P27-specific polyclonal rabbit sera was used to detect Tex1 (red). Co-localization was performed using MAHRP1 polyclonal mouse sera (green). Co-localization was performed in ring stage (A) trophozoite (B) and schizont stage (C) infected RBC. Nuclear DNA was stained with DAPI (blue), Transmission image (DIC), Scale bar: 5 µm.
Figure 6.
Tex1 localization in trophozoite and schizont stages with respect to newly described structures called tethers.
Co-localization of Tex1 (red) with MAHRP2 (green) A) in trophozoite stages and B) in schizont stages. Nuclear DNA was stained with DAPI (blue), Transmission image (DIC), Scale bar: 5 µm.
Figure 7.
Dual solubility pattern of Tex1 shown by Western blot analysis of membrane fractionation assay of late stage parasites.
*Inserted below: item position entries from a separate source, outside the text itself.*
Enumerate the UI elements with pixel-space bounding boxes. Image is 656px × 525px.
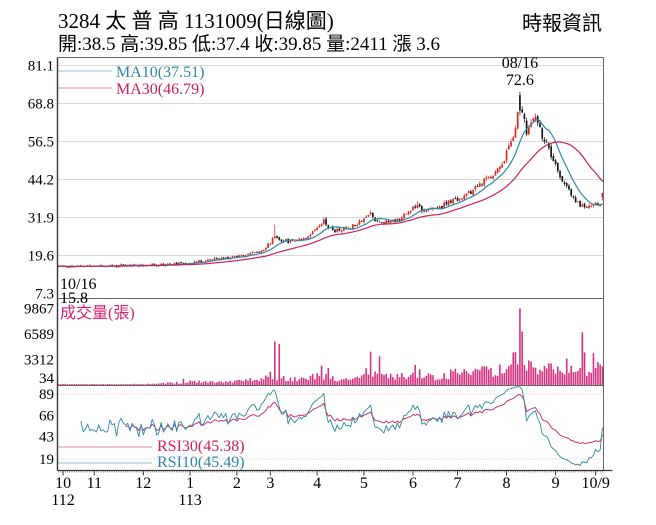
- svg-text:15.8: 15.8: [60, 290, 88, 307]
- svg-text:2: 2: [233, 475, 241, 492]
- axis-layer: [56, 57, 613, 476]
- svg-text:6: 6: [409, 475, 417, 492]
- svg-text:10/9: 10/9: [581, 475, 609, 492]
- svg-text:7: 7: [454, 475, 462, 492]
- svg-text:34: 34: [39, 371, 55, 387]
- svg-text:RSI30(45.38): RSI30(45.38): [157, 438, 245, 455]
- grid-layer: [57, 65, 604, 460]
- svg-text:44.2: 44.2: [28, 172, 54, 188]
- svg-text:9867: 9867: [24, 302, 55, 318]
- svg-text:3312: 3312: [24, 352, 54, 368]
- legend-layer: MA10(37.51)MA30(46.79) 成交量(張) RSI30(45.38)…: [58, 64, 245, 471]
- svg-text:3: 3: [266, 475, 274, 492]
- svg-text:43: 43: [39, 430, 54, 446]
- ma-lines: [57, 118, 604, 268]
- svg-text:68.8: 68.8: [28, 96, 54, 112]
- svg-text:MA30(46.79): MA30(46.79): [116, 81, 204, 98]
- svg-text:12: 12: [135, 475, 151, 492]
- quote-line: 開:38.5 高:39.85 低:37.4 收:39.85 量:2411 漲 3…: [58, 34, 440, 55]
- candlestick-layer: [57, 91, 604, 269]
- svg-text:7.3: 7.3: [35, 286, 54, 302]
- svg-text:56.5: 56.5: [28, 134, 54, 150]
- svg-text:19: 19: [39, 452, 54, 468]
- svg-text:1: 1: [186, 475, 194, 492]
- rsi-lines: [80, 386, 603, 467]
- svg-text:9: 9: [552, 475, 560, 492]
- data-source-label: 時報資訊: [522, 13, 602, 35]
- svg-text:成交量(張): 成交量(張): [60, 304, 135, 322]
- svg-text:66: 66: [39, 408, 55, 424]
- stock-title: 3284 太 普 高 1131009(日線圖): [58, 9, 334, 33]
- svg-text:19.6: 19.6: [28, 248, 55, 264]
- svg-text:10/16: 10/16: [60, 276, 96, 293]
- svg-text:MA10(37.51): MA10(37.51): [116, 64, 204, 81]
- svg-text:08/16: 08/16: [502, 55, 538, 72]
- svg-text:4: 4: [313, 475, 321, 492]
- svg-text:89: 89: [39, 387, 54, 403]
- svg-text:81.1: 81.1: [28, 59, 54, 75]
- svg-text:112: 112: [51, 492, 74, 509]
- svg-text:6589: 6589: [24, 327, 54, 343]
- svg-text:72.6: 72.6: [506, 72, 534, 89]
- svg-text:8: 8: [503, 475, 511, 492]
- volume-layer: [57, 308, 604, 385]
- svg-text:31.9: 31.9: [28, 210, 54, 226]
- svg-text:11: 11: [87, 475, 102, 492]
- tick-labels: 81.168.856.544.231.919.67.39867658933123…: [24, 59, 610, 510]
- svg-text:5: 5: [360, 475, 368, 492]
- svg-text:113: 113: [178, 492, 201, 509]
- svg-text:10: 10: [55, 475, 71, 492]
- svg-text:RSI10(45.49): RSI10(45.49): [157, 454, 245, 471]
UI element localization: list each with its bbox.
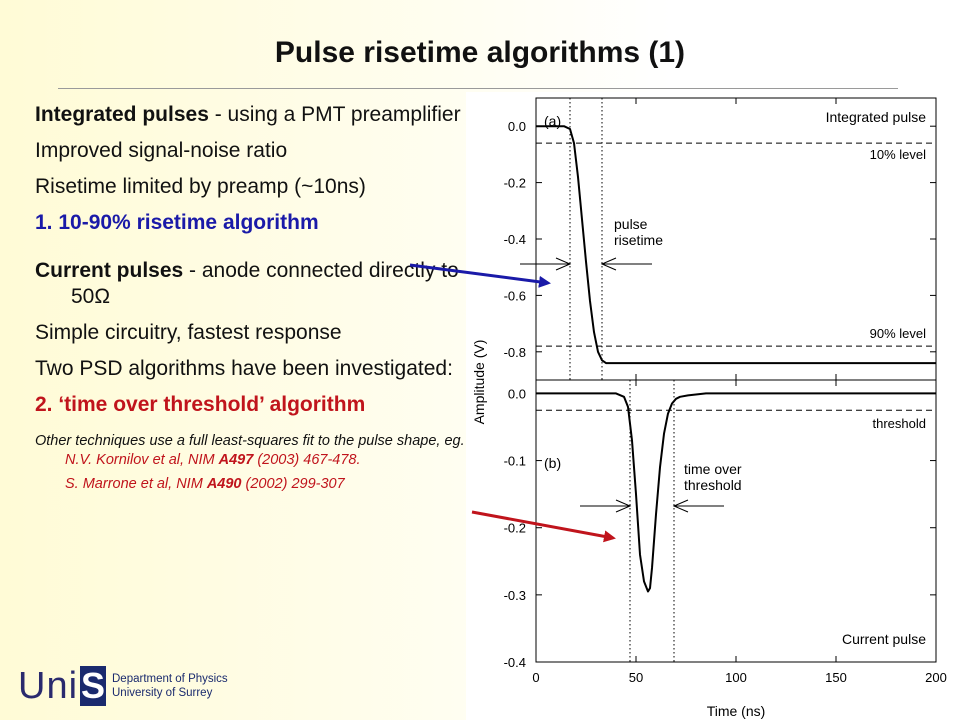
annotation-text: risetime — [614, 232, 663, 248]
y-tick-label: -0.2 — [504, 176, 526, 191]
algorithm-2-label: 2. ‘time over threshold’ algorithm — [35, 393, 366, 416]
para-integrated: Integrated pulses - using a PMT preampli… — [35, 102, 470, 128]
para-risetime-limit: Risetime limited by preamp (~10ns) — [35, 175, 366, 198]
logo-dept-line1: Department of Physics — [112, 673, 228, 685]
pulse-chart: 0.0 -0.2 -0.4 -0.6 -0.8 10% level 90% level (a)… — [466, 92, 960, 720]
arrowhead — [615, 499, 632, 513]
y-tick-label: -0.3 — [504, 588, 526, 603]
x-tick-label: 150 — [825, 670, 847, 685]
ref1-intro: Other techniques use a full least-square… — [35, 433, 465, 449]
x-tick-label: 0 — [532, 670, 539, 685]
logo-uni-text: Uni — [18, 665, 79, 707]
x-tick-label: 200 — [925, 670, 947, 685]
y-tick-label: -0.4 — [504, 232, 526, 247]
x-tick-label: 100 — [725, 670, 747, 685]
ref2-volume: A490 — [206, 476, 242, 492]
y-tick-label: 0.0 — [508, 119, 526, 134]
level-label: threshold — [873, 416, 926, 431]
reference-marrone: S. Marrone et al, NIM A490 (2002) 299-30… — [35, 475, 470, 494]
panel-label: (a) — [544, 113, 561, 129]
ref1-year-pages: (2003) 467-478. — [253, 451, 361, 468]
logo-department: Department of Physics University of Surr… — [112, 672, 228, 700]
arrowhead — [600, 257, 617, 271]
pulse-trace — [536, 125, 936, 365]
ref2-authors: S. Marrone et al, NIM — [65, 476, 207, 492]
y-axis-label: Amplitude (V) — [471, 340, 487, 425]
para-two-psd: Two PSD algorithms have been investigate… — [35, 357, 453, 380]
references: Other techniques use a full least-square… — [35, 432, 470, 494]
panel-legend: Current pulse — [842, 631, 926, 647]
level-label: 10% level — [870, 147, 926, 162]
arrowhead — [555, 257, 572, 271]
y-tick-label: 0.0 — [508, 386, 526, 401]
algorithm-1-label: 1. 10-90% risetime algorithm — [35, 211, 319, 234]
arrowhead — [672, 499, 689, 513]
current-pulses-heading: Current pulses — [35, 259, 184, 282]
y-tick-label: -0.2 — [504, 521, 526, 536]
chart-background — [466, 92, 960, 720]
x-axis-label: Time (ns) — [707, 703, 766, 719]
slide-title: Pulse risetime algorithms (1) — [274, 36, 686, 69]
y-tick-label: -0.4 — [504, 655, 526, 670]
panel-a: 0.0 -0.2 -0.4 -0.6 -0.8 10% level 90% level (a)… — [504, 97, 937, 381]
y-tick-label: -0.6 — [504, 288, 526, 303]
para-signal-noise: Improved signal-noise ratio — [35, 139, 288, 162]
logo-dept-line2: University of Surrey — [112, 687, 213, 699]
ref1-authors: N.V. Kornilov et al, NIM — [65, 451, 219, 468]
left-text-column: Integrated pulses - using a PMT preampli… — [35, 102, 470, 500]
panel-b: 0.0 -0.1 -0.2 -0.3 -0.4 0 50 100 150 200 threshold… — [504, 379, 947, 685]
para-current: Current pulses - anode connected directl… — [35, 258, 470, 310]
panel-label: (b) — [544, 455, 561, 471]
integrated-pulses-desc: - using a PMT preamplifier — [208, 103, 461, 126]
reference-kornilov: Other techniques use a full least-square… — [35, 432, 470, 469]
level-label: 90% level — [870, 326, 926, 341]
title-divider — [58, 88, 898, 89]
unis-logo: Uni S Department of Physics University o… — [18, 664, 228, 708]
pulse-trace — [536, 392, 936, 593]
ref1-volume: A497 — [218, 451, 254, 468]
para-simple-circuitry: Simple circuitry, fastest response — [35, 321, 342, 344]
annotation-text: pulse — [614, 216, 648, 232]
annotation-text: threshold — [684, 477, 742, 493]
ref2-year-pages: (2002) 299-307 — [241, 476, 345, 492]
annotation-text: time over — [684, 461, 742, 477]
y-tick-label: -0.1 — [504, 454, 526, 469]
y-tick-label: -0.8 — [504, 345, 526, 360]
x-tick-label: 50 — [629, 670, 643, 685]
current-pulses-desc: - anode connected directly to 50Ω — [71, 259, 459, 308]
integrated-pulses-heading: Integrated pulses — [35, 103, 209, 126]
logo-s-box: S — [80, 665, 106, 706]
panel-legend: Integrated pulse — [826, 109, 927, 125]
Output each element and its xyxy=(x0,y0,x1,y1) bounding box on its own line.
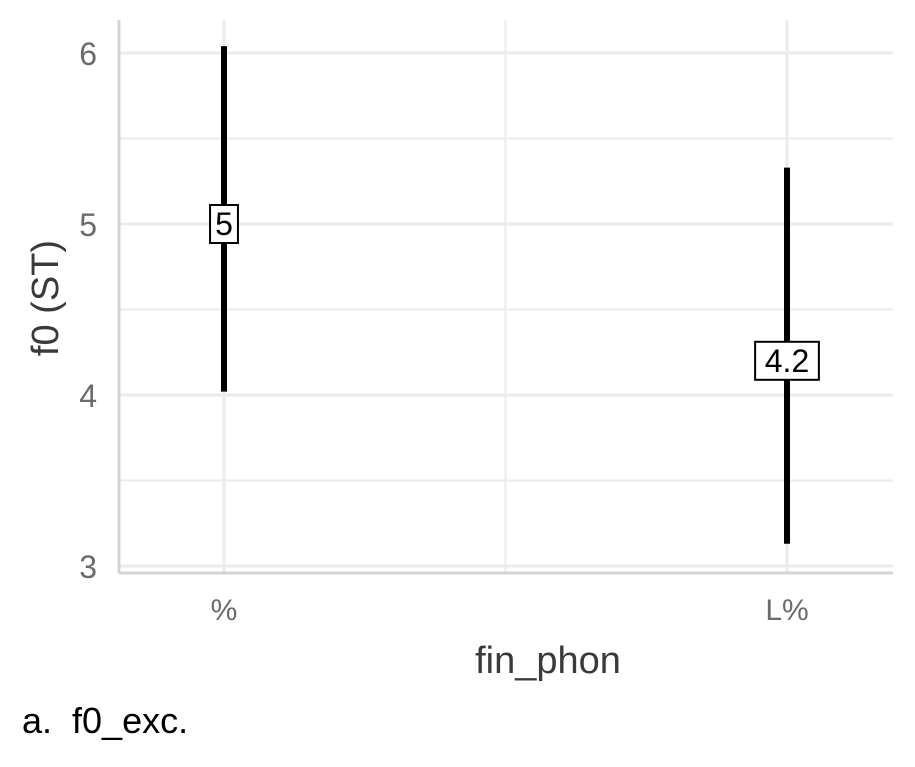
y-tick-label-3: 5 xyxy=(79,207,97,243)
x-axis-title: fin_phon xyxy=(475,640,621,682)
y-tick-label-4: 6 xyxy=(79,36,97,72)
x-tick-label-1: % xyxy=(211,594,238,627)
y-tick-label-2: 4 xyxy=(79,378,97,414)
x-tick-label-2: L% xyxy=(765,594,808,627)
figure-caption: a. f0_exc. xyxy=(22,700,189,741)
y-axis-title: f0 (ST) xyxy=(25,240,67,356)
point-label-box-1 xyxy=(209,204,239,244)
point-label-1: 5 xyxy=(215,206,233,242)
y-tick-labels: 3 4 5 6 xyxy=(79,36,97,585)
point-label-2: 4.2 xyxy=(765,343,809,379)
minor-gridlines xyxy=(119,20,893,573)
point-labels: 54.2 xyxy=(209,204,820,381)
point-label-box-2 xyxy=(754,340,820,381)
y-tick-label-1: 3 xyxy=(79,549,97,585)
x-tick-labels: % L% xyxy=(211,594,809,627)
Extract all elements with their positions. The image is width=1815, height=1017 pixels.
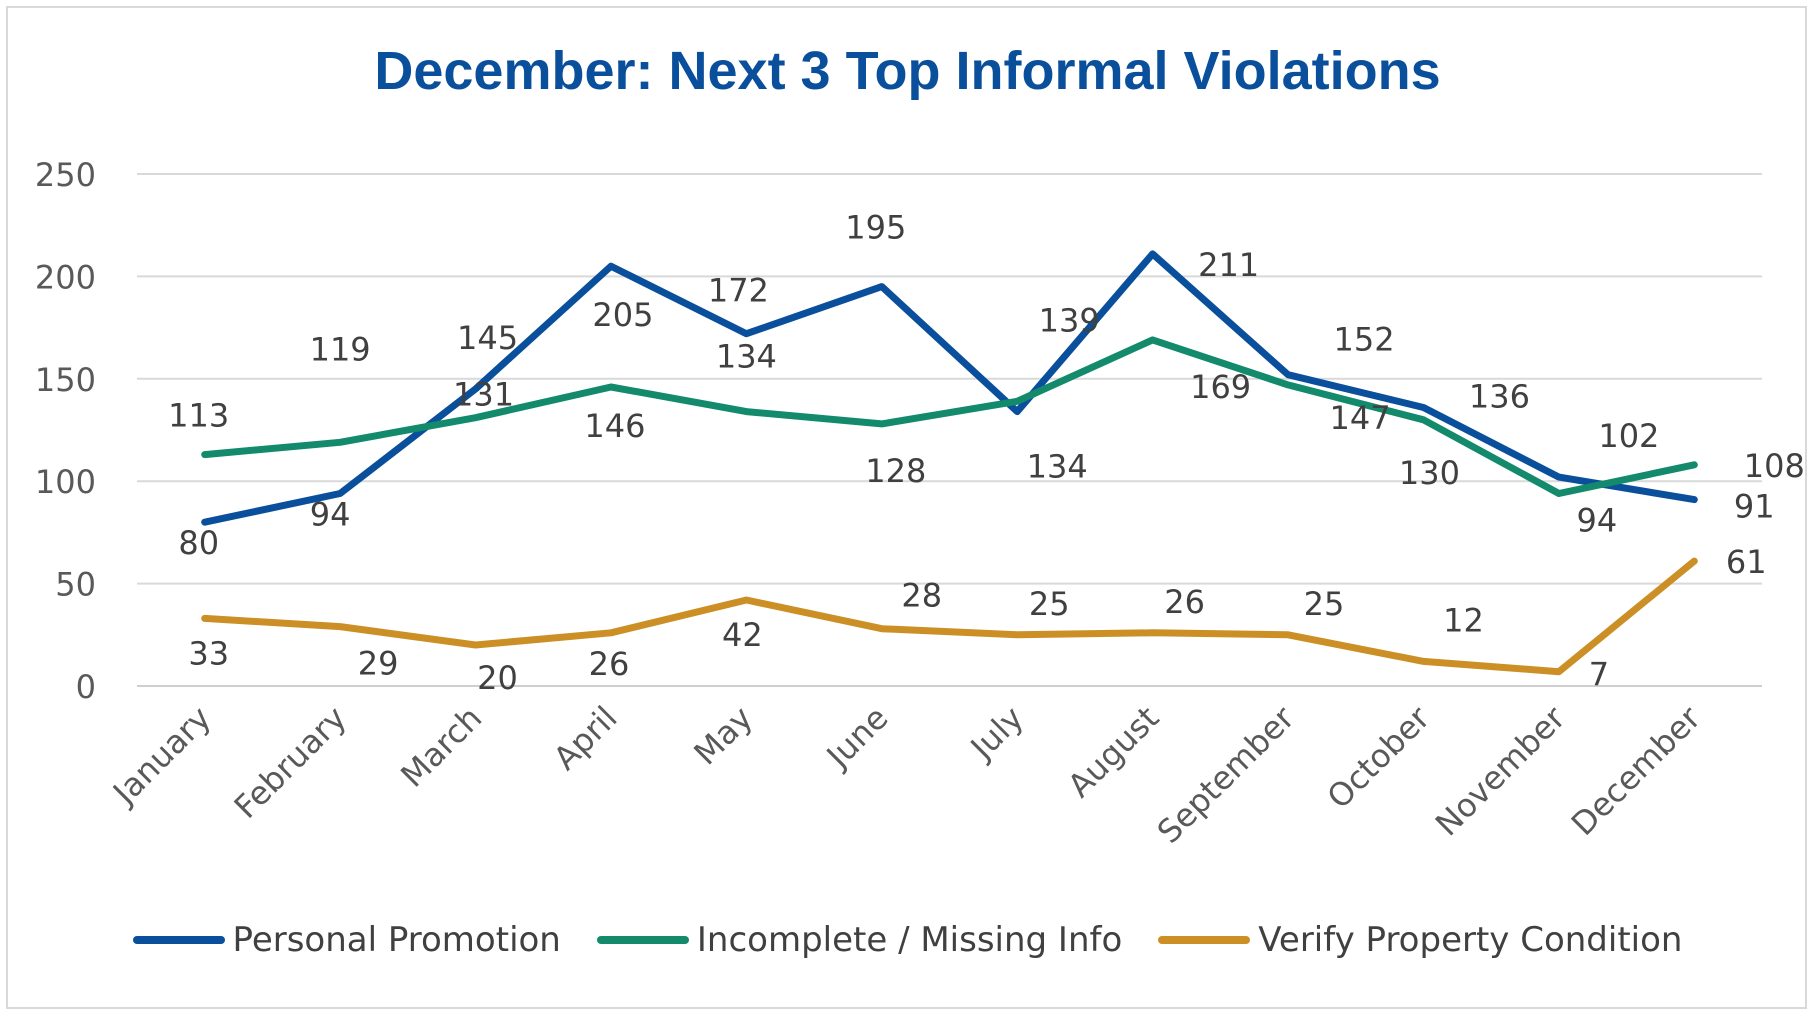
y-tick-label: 50 — [55, 566, 96, 604]
data-label: 146 — [584, 407, 645, 445]
data-label: 80 — [178, 524, 219, 562]
data-label: 7 — [1589, 656, 1609, 694]
data-label: 94 — [310, 495, 351, 533]
data-label: 128 — [865, 452, 926, 490]
data-label: 108 — [1744, 447, 1805, 485]
x-tick-label: April — [546, 699, 625, 778]
legend-swatch — [1158, 936, 1251, 944]
data-label: 205 — [592, 296, 653, 334]
data-label: 172 — [708, 272, 769, 310]
data-label: 12 — [1443, 601, 1484, 639]
data-label: 113 — [168, 397, 229, 435]
legend-label: Incomplete / Missing Info — [696, 920, 1123, 960]
x-tick-label: May — [686, 699, 760, 773]
legend-swatch — [132, 936, 225, 944]
data-label: 145 — [457, 319, 518, 357]
data-label: 131 — [453, 376, 514, 414]
data-label: 26 — [1164, 583, 1205, 621]
y-tick-label: 250 — [35, 156, 96, 194]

Soluble proteins from membranes of RBCs infected with late stage parasites lysed by freezing thawing cycles (lane 1). Peripheral membrane proteins extracted by sodium carbonate buffer, (lane 2). Integral membrane proteins obtained by additional 1% Triton X-100 extraction (lane 3). Insoluble proteins (remaining membrane proteins after Triton X-100 extraction (lane 4). Blot was probed with P27A-specific polyclonal rabbit sera (panel 1), anti-MAHRP1 polyclonal rabbit sera (panel 2) and SERA5 and MSP1 mouse monoclonal antibodies (panel 3).
Figure 8.
A) 3D7 infected RBC lysed with equinatoxin II. Integrity of MCs is demonstrated by the absence of the SBP1 signal after using SBP1 N-terminus specific polyclonal mouse sera (note: N-terminus of SBP1 faces the lumen of MCs). Tex1 signal on the MC surface was obtained with P27-specific polyclonal rabbit sera (in green). B) 3D7 infected RBC lysed with equinatoxin followed by Triton lysis. MC lumen is now accessible for antibodies as shown by the SBP1 signal (in red). Nuclear DNA stained with DAPI (blue), Transmission image (DIC). Scale bar: 5 µm.
Figure 9.
Brefeldin A sensitivity of Tex1 export.
3D7 infected RBC were treated with BFA and fixed (+BFA). Tex1 was stained using P27 or P27A-specific mouse antibodies (in red, upper panel: early trophozoite, middle panel: trophozoite). Tex1 visible inside the parasite in close proximity to the nucleus. A control culture (+ETOH) was incubated with equivalent concentration of ethanol, the solvent of Brefeldin A. In the control culture Tex1 was correctly exported and associated to MC (in red). The nucleus was stained with DAPI (in blue). Transmission image (DIC). scale bar: 5 µm.